Einstein (lovely Tom Conti) had suitably warned him against it, “before either side (Allied and Axis powers) destroys the world,” with WWII. Oppenheimer believed in the deterrence theory.

Going back to karma, maybe it’s just age, and thoughts of mortality that follow—I’ve been obsessed lately to figure if there is such a thing as poetic/divine/karmic justice, after all, for stuff you do to others, and must pay for, during the lifetime.

The guilt—“have blood on my hands”—that Oppenheimer must’ve lived with, shows throughout the concluding chapters of the biopic. Even as the American President Truman (Gary Oldman) shamelessly quips, “Who gives a shit about who built the bomb, [it’s about] but who dropped it?”

Is annihilation intrinsic to the human DNA—why else would a specie actively develop something that can wholly destroy its own self, and its home, only for the hate of ‘others’ within? That said, Oppenheimer is by no means a weepy tragedy—it’s far too energetic a movie to be anything but mesmerising for the most part.

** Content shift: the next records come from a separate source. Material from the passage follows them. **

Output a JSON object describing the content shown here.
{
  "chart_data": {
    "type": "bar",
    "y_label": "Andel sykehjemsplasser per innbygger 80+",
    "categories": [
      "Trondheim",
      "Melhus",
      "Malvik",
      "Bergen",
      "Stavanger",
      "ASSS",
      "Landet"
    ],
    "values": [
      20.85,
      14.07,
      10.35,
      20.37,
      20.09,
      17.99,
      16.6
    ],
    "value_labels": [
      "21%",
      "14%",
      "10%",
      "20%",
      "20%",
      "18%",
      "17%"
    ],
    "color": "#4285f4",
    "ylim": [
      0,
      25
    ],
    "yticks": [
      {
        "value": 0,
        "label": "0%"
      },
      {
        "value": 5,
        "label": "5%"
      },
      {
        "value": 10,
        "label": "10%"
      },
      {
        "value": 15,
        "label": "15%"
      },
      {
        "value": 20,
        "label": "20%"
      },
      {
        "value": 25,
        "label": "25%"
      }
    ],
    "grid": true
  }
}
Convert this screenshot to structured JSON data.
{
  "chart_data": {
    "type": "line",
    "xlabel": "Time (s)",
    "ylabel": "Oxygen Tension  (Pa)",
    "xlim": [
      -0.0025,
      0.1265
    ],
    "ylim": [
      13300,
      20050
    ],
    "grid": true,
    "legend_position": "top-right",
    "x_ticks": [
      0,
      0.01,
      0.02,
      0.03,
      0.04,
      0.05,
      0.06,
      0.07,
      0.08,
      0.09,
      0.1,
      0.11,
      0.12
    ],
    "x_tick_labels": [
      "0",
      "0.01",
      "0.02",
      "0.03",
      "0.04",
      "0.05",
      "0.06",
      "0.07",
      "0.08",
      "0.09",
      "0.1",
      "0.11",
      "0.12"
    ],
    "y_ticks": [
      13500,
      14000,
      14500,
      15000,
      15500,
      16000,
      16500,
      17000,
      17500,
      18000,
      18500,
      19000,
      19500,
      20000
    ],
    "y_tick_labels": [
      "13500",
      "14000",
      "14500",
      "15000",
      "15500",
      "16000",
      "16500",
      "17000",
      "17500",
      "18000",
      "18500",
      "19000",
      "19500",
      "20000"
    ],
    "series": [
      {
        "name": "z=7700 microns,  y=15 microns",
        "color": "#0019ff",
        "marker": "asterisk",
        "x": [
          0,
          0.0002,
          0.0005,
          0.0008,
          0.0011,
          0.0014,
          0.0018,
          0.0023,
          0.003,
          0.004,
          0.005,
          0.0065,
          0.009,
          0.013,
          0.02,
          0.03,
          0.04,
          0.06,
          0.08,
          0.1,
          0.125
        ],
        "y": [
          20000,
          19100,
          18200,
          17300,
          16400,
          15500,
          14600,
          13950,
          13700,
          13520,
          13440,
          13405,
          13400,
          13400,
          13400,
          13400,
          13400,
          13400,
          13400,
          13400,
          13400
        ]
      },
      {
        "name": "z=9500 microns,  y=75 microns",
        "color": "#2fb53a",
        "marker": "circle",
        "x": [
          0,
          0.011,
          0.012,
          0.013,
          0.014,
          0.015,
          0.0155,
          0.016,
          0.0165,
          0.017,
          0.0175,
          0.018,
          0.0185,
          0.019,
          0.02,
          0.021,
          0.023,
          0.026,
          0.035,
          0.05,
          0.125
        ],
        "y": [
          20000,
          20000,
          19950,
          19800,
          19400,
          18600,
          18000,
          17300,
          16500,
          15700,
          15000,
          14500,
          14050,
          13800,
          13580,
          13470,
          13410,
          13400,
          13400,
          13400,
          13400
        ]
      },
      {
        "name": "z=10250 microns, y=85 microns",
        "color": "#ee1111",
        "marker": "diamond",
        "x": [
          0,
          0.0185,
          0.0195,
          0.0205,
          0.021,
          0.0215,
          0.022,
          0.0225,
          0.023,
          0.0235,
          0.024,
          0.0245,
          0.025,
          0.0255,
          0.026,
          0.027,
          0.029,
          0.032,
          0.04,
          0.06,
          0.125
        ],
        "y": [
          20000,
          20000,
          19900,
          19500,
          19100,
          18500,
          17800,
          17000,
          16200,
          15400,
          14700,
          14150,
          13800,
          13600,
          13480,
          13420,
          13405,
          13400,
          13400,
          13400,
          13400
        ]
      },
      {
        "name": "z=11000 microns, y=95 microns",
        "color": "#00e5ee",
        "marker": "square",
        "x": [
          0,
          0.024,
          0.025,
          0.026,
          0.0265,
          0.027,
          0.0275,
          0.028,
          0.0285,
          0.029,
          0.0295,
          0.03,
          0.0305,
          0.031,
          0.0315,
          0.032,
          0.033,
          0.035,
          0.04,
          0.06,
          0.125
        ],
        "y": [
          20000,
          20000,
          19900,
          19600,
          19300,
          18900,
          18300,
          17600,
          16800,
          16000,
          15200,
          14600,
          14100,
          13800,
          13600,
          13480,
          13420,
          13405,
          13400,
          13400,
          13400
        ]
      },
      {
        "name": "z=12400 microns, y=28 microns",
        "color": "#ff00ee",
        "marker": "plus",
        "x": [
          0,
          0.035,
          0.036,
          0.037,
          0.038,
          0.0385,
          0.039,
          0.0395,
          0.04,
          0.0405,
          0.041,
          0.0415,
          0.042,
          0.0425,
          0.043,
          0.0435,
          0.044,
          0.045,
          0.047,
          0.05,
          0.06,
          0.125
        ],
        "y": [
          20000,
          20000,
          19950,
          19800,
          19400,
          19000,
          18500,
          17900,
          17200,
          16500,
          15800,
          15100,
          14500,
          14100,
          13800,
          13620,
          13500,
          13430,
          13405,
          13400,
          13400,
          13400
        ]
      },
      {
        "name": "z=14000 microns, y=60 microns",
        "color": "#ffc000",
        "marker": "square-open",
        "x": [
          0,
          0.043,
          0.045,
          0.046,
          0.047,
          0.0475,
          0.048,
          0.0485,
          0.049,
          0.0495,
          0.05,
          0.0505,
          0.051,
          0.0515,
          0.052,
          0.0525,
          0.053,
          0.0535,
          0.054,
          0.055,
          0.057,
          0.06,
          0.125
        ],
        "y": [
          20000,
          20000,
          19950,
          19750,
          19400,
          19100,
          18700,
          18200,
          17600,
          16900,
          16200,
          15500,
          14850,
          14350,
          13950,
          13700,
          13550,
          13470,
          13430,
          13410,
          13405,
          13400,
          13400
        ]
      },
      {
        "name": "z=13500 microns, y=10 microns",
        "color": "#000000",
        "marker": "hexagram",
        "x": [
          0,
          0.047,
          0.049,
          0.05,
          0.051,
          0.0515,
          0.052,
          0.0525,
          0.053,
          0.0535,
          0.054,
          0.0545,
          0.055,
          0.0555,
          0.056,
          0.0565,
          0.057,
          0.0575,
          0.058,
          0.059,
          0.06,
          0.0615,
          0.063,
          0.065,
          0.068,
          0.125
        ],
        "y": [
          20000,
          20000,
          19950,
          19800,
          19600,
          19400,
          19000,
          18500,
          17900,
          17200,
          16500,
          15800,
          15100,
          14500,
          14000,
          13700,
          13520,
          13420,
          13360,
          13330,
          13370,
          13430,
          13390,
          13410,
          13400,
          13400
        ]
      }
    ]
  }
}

And what a festival this film has been, leading up to it. I first watched Oppenheimer for a scheduled 6.30 pm premiere that, owing to tech delays, ended only at 1.30 am, the next day. I went back to the same IMAX theatre, two days later, to watch a packed, 3 am, public show, that finished in the morning!

Yeah, have seen it twice, already. Therefore, must add—unlike most Nolan films, a second viewing doesn’t enhance the experience, any further. Maybe, it’s also because, for once, you’ve followed/understood the entire movie, the first time on, already!